The net percentage of executives who believe corporate spending will increase in the U.S. over the next six months was 16.9 percent. That's a stronger result than anywhere in Europe, but also represents a significant decline of 11.2 percentage points since the October survey.

Credit Suisse's survey polled European executives, but other data sources reflect a similar decline in confidence among American business leaders. Organization for Economic Cooperation and Development data shows that U.S. business confidence has declined more or less steadily since October 2014. The Conference Board's CEO confidence survey fell sharply in both the third and fourth quarters of 2015, and more American chief executives now have a negative outlook than a positive one.

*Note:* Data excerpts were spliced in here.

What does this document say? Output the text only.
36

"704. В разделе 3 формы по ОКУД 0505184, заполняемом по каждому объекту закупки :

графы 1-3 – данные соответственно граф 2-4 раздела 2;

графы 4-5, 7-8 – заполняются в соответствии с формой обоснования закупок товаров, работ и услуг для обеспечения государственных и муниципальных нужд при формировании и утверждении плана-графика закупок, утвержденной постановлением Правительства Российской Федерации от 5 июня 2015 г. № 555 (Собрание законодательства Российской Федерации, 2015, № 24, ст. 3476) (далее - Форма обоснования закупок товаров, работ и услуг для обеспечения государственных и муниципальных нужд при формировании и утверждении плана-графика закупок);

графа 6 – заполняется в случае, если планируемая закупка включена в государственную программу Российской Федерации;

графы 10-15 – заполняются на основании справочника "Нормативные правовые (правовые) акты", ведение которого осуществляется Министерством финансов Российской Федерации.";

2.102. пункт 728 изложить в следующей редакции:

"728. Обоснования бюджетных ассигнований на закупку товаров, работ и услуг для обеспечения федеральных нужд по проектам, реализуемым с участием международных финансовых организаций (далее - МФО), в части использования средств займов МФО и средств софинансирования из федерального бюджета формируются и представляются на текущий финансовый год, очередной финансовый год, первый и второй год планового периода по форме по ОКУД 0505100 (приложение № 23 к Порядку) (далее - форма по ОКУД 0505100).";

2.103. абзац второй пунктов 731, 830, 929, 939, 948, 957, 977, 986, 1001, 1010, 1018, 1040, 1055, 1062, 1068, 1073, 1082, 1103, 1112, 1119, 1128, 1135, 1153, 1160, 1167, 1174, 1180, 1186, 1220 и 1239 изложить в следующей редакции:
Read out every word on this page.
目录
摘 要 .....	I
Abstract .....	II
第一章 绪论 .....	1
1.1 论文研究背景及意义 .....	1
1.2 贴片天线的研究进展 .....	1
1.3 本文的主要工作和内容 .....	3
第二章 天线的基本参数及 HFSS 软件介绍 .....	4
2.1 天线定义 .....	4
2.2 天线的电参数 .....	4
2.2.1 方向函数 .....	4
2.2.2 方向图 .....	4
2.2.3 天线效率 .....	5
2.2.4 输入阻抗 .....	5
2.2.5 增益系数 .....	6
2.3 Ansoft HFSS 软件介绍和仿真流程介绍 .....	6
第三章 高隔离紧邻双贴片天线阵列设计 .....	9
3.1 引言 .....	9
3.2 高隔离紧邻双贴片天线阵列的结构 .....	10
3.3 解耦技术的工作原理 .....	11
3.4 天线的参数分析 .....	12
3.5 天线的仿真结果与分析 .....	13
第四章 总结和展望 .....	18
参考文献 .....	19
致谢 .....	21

Are the concerns justified? The United States is in its seventh year of economic expansion, after all, and unemployment has shrunk to 4.9 percent. Credit Suisse's U.S. economists expect GDP growth to slow from 2.4 percent in both 2014 and 2015 to 2.1 percent in 2016 and 2.3 percent in 2017, but they do not foresee a recession in the next few years. In fact, they expect unemployment to shrink to 4.5 percent by the end of the year, which should nudge the Federal Reserve into resuming interest rate increases in the next six months.

Still, annual U.S. GDP growth fell to 1 percent in the fourth quarter - half the rate of the second quarter - driven by lower residential and corporate investment and softening exports. Export weakness continued in January, when the United States shipped fewer goods and services overseas than at any point since 2011. Among the potential reasons for the decline: the dollar was strengthening from 2014 until January 2016, and many emerging market trading partners have been struggling with the collapse in commodities prices. Nominal global growth is also quite weak, up just 2.3 percent in the fourth quarter of 2015 - less than half the 4.8 percent average pace in 2013 and 2014.

Consumer spending has been doing the heavy lifting for U.S. economic growth, while weakness is concentrated in the energy and mining industries. Business investment has fallen dramatically as oil prices have plummeted, and Credit Suisse expects it to remain weak for some time yet. The stronger dollar and weak growth have hurt U.S. corporates outside energy-related industries, too. While wages aren't rising significantly yet in the United States, the combination of wage pressure in an increasingly tight labor market and weak global growth could eventually put more of a squeeze on earnings.

Still, strong household consumption should continue to buoy overall U.S. economic activity, and Credit Suisse expects oil prices to stabilize in the second half of this year. The bank's economists also expect global industrial production to trough in the next two months, though it is likely to remain below trend for some time yet. "The worst of the downside risks have passed," say Credit Suisse economists in a recent report, "even though the upside potential does not look compelling." A cautious, but overall positive view - it's just as the survey said.